Apple Watch when DisplayLink is enabled. So, you’ll need to remember before buying or installing anything.

USB Adapter or Docking Station

Before downloading and installing DisplayLink, shop for a DisplayLink-compatible USB adapter or docking station.

These devices are a bit pricey but are required for this setup. Consider getting a laptop riser if you buy a USB adapter or docking station.

Some docking stations have built-in DisplayLink functionality, allowing you to connect two or more external monitors to your MacBook Air without extra dongles.

The Dual Monitors

For the first monitor, you can connect it to the dock station’s HDMI or DisplayPort, and it will be handled natively by your MacBook. 

You can connect the first monitor to your laptop using a USB-C to HDMI or DisplayPort adapter.

The DisplayPort and HDMI port utilize Alternate (Alt) mode, a direct passage to your MacBook’s GPU. You don’t need software for this integration, just like you connect a USB-C to an HDMI dongle to your PC.

Your MacBook Air cannot handle the second display natively. As a result, you’ll need to connect it to one of your adapter’s or Dock’s USB-A ports.

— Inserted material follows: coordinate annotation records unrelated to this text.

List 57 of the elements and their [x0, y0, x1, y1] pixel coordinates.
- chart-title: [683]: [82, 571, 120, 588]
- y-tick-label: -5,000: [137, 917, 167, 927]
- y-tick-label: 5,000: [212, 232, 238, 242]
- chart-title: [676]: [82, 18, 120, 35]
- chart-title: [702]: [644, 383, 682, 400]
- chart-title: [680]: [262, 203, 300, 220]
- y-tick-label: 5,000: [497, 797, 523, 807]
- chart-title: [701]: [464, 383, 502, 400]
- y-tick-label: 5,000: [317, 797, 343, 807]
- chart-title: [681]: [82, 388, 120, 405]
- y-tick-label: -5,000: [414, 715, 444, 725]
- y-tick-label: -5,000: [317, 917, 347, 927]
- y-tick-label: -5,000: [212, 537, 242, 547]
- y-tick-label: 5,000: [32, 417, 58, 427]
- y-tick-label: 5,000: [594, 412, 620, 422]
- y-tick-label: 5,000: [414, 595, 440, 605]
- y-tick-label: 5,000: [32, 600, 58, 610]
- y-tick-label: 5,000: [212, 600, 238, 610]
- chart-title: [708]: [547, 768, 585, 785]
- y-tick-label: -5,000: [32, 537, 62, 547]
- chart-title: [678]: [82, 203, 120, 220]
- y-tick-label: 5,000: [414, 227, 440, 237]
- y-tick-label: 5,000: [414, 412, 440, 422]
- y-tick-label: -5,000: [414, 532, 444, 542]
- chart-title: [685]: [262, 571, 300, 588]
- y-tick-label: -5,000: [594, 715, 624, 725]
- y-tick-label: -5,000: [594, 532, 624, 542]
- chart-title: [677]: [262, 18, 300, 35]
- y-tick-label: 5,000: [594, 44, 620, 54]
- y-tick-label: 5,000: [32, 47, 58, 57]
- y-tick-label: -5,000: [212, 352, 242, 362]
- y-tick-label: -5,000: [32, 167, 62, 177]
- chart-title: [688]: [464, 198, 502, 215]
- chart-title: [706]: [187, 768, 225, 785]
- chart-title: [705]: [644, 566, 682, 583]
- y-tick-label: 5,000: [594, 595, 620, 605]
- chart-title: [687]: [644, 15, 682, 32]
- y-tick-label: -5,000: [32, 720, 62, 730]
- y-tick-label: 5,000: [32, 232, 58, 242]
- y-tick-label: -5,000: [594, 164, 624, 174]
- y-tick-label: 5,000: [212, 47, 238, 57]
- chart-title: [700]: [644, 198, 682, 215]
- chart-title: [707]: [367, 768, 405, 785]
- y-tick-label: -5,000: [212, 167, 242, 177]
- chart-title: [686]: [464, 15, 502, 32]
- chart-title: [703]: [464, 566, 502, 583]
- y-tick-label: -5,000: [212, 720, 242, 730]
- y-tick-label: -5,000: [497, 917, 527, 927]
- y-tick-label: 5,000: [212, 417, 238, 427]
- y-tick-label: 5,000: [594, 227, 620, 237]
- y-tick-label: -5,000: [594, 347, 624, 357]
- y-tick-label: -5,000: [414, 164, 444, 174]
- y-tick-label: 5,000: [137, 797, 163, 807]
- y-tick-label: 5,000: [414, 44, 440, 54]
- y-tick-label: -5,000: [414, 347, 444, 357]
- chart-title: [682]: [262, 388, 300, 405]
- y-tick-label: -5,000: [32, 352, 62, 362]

Does This Setup Support Vertical Orientation?

Display orientation, including vertical rotation, is possible with external monitors connected to a MacBook Air; however, functionality may depend on the display settings and hardware used, such as the docking station or adapter.

You can go through any of the online Apple forums, but you won’t find any workarounds that enable you to set up your external monitors in portrait orientation.

Troubleshooting Compatibility Issues After Mac OS Update

If you happen to run into compatibility issues for this setup after updating your MacBook’s OS, download the latest DisplayLink software and install it, and if that fails, reach out to DisplayLink directly to see if the issue can be resolved.

Using an adapter or docking station compatible with DisplayLink’s software is a necessary evil if you have more than one display connected to your MacBook Air.

Final Thought

While direct native support for dual monitors is limited with newer M1 MacBooks, utilizing DisplayLink technology via compatible adapters or docking stations provides a feasible solution for connecting multiple external displays.

However, this setup is spotless, and you can even control it using your MacBook’s settings, so go ahead and try it out.